Role of phenylalanine B10 in plant nonsymbiotic hemoglobins.

All plants contain an unusual class of hemoglobins that display bis-histidyl coordination yet are able to bind exogenous ligands such as oxygen. Structurally homologous hexacoordinate hemoglobins (hxHbs) are also found in animals (neuroglobin and cytoglobin) and some cyanobacteria, where they are thought to play a role in free radical scavenging or ligand sensing. The plant hxHbs can be distinguished from the others because they are only weakly hexcacoordinate in the ferrous state, yet no structural mechanism for regulating hexacoordination has been articulated to account for this behavior. Plant hxHbs contain a conserved Phe at position B10 (Phe(B10)), which is near the reversibly coordinated distal His(E7).

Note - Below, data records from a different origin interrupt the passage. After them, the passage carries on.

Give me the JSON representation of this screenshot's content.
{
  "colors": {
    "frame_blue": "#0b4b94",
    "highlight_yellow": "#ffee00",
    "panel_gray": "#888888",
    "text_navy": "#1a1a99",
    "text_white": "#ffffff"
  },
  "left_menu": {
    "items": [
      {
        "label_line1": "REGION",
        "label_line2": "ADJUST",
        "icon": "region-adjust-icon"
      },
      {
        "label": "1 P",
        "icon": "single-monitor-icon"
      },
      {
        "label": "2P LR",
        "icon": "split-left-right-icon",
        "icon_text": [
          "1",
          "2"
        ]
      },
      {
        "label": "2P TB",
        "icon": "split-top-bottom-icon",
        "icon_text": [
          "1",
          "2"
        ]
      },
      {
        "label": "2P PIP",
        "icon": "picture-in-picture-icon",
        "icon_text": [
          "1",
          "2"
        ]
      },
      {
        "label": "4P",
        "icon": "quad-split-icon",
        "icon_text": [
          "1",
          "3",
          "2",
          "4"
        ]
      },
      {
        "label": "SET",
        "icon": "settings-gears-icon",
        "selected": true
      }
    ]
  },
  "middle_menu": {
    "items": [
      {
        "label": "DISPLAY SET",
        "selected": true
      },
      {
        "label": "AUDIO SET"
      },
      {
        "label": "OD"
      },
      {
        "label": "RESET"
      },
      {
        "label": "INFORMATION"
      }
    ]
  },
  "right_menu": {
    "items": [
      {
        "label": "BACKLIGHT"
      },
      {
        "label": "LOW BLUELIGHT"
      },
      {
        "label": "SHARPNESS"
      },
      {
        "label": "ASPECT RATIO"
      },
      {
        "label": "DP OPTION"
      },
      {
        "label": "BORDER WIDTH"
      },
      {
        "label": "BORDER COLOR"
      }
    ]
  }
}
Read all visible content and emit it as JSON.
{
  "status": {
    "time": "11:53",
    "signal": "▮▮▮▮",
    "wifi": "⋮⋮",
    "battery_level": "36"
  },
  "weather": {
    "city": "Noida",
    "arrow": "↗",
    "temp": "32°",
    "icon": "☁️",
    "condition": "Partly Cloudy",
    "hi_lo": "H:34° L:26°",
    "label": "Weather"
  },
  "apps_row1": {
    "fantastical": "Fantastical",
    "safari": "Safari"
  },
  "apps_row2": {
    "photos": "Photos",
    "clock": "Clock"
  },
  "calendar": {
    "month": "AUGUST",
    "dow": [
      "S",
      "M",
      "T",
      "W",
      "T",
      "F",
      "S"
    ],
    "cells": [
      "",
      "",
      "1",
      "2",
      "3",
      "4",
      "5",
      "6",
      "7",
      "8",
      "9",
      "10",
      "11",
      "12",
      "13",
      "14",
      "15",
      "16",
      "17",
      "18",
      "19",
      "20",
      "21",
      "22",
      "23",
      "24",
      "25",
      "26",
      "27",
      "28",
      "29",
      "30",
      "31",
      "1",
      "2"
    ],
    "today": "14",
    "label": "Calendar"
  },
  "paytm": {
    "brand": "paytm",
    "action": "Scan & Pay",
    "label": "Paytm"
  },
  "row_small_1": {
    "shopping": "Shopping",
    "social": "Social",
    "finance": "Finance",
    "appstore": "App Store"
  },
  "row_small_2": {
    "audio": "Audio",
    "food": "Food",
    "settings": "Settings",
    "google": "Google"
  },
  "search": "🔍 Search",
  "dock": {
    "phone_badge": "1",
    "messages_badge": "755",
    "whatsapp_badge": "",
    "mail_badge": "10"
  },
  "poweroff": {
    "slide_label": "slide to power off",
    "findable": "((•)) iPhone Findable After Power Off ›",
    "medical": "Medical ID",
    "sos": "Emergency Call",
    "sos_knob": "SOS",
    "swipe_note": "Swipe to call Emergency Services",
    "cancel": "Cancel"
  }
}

We have investigated the effects of Phe(B10) mutation on kinetic and equilibrium constants for hexacoordination and exogenous ligand binding in the ferrous and ferric oxidation states. Kinetic and equilibrium constants for hexacoordination and ligand binding along with CO-FTIR spectroscopy, midpoint reduction potentials, and the crystal structures of two key mutant proteins (F40W and F40L) reveal that Phe(B10) is an important regulatory element in hexacoordination. We show that Phe at this position is the only amino acid that facilitates stable oxygen binding to the ferrous Hb and the only one that promotes ligand binding in the ferric oxidation states. This work presents a structural mechanism for regulating reversible intramolecular coordination in plant hxHbs.